Wie steht’s um die Frage des Rauchens? In England wird das Rauchverbot, anders als in Deutschland, Griechenland oder Italien, strikt eingehalten.

Ich muss zugeben, dass ich selbst auch nicht mehr rauche, aber das liegt an meiner Gesundheit. Ich bedaure sehr, dass nicht mehr geraucht werden darf. Als Raucher würde ich mich vermutlich gedemütigt fühlen. Der Akt des Rauchens war für mich immer ein Zeichen von Klasse und Stil – selbst wenn die Blumen und die Musik für mich einen noch höheren Stellenwert einnehmen.

Worin genau ist die Klasse des Rauchens festzumachen?

Ich mag die Bilder, die der Zigarettenrauch in die Luft malt. Zeit meines Lebens, und das umfasst auch meine Kindheit, habe ich Rauchern gerne zugeschaut. Das Rauchen, so lernte ich es, war Teil eines jeden ernst zu nehmenden sozialen Verhaltens. Es geht auch nichts über den Duft einer echten Montecristo. Immer wenn ich heutzutage einen Raucher vor einem Restaurant stehen sehe, wird mir ganz kalt ums Herz. Wenn Sie mich fragen, sollte das Rauchverbot gelockert werden.

Darf bei Ihnen zu Hause geraucht werden?

Aber selbstverständlich. Das liegt vermutlich an der kindlichen Prägung. In jedem Film, den ich im Kino gesehen habe, rauchten die eleganten Männer. Und nicht nur im Kino: Außer in der Arztpraxis und in der Schule wurde eigentlich immer und überall geraucht. Wir Schüler konnten es damals nicht erwarten, das Schulgelände zu verlassen, um endlich wieder rauchen zu können. Und wenn Sie mich fragen, sahen damals auch die Zigarettenschachteln schöner aus. Die waren einfach besser designt als heute.

Erinnern Sie sich an eine besonders gelungene Party?

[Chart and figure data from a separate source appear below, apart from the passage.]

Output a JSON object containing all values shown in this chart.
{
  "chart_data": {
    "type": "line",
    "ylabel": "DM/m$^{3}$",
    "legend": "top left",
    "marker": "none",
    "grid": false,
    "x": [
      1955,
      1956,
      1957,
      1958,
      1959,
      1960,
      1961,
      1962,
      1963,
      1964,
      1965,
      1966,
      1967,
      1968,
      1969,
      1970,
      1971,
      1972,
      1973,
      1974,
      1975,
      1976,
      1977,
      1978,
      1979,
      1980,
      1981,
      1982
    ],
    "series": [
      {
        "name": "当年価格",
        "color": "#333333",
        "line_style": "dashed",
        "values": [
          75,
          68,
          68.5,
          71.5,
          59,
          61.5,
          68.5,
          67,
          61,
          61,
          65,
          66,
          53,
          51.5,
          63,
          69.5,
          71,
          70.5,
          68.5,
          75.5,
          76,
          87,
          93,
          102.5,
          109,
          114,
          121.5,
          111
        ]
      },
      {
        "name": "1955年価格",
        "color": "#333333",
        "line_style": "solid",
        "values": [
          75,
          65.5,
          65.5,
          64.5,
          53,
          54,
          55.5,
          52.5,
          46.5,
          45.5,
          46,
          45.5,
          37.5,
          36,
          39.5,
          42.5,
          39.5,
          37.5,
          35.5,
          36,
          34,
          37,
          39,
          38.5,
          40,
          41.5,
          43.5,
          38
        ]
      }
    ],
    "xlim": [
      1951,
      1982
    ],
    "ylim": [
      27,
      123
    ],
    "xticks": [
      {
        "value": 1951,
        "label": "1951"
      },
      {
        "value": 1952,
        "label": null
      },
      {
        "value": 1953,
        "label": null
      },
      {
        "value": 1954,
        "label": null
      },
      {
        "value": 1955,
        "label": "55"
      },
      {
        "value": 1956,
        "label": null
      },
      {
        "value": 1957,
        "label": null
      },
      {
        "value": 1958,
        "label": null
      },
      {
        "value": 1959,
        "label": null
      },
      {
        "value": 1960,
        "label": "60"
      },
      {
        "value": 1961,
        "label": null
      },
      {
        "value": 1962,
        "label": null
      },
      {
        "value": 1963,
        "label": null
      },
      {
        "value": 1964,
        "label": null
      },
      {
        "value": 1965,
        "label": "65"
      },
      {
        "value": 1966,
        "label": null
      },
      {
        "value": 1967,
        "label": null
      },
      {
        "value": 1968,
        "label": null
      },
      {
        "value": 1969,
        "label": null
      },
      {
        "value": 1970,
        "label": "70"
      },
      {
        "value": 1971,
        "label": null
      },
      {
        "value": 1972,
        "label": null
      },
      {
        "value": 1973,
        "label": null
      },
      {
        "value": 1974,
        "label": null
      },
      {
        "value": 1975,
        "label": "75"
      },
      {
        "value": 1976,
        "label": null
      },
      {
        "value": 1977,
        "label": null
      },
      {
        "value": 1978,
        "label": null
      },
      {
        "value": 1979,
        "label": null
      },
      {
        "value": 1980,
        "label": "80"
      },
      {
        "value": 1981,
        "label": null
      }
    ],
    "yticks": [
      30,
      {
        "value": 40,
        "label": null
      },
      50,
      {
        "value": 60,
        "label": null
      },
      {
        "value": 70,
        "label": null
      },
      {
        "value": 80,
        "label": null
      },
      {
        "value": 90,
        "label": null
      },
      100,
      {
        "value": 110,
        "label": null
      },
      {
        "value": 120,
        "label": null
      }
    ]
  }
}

Eine Geburtstagsparty war toller als alle anderen. Sie wurde Anfang der 70er-Jahre von einer reichen Freundin von mir im St. Regis Ballroom in New York geschmissen. Die Tanzband schien direkt den 30er-Jahren entstiegen zu sein. Es gab viele schöne Frauen und Ballkleider zu sehen. Die Cocktails waren exzellent, und es gab einen Dresscode für die Herren: schwarzer Smoking und schwarze Fliege, dazu ein weißes Hemd. Ich weiß noch genau, wie es mich glücksglühend durchfuhr: Das ist es! Ich bewege mich in dem Film, in dem ich schon immer mitspielen wollte … Und sei es als Nebendarsteller, als Beobachter.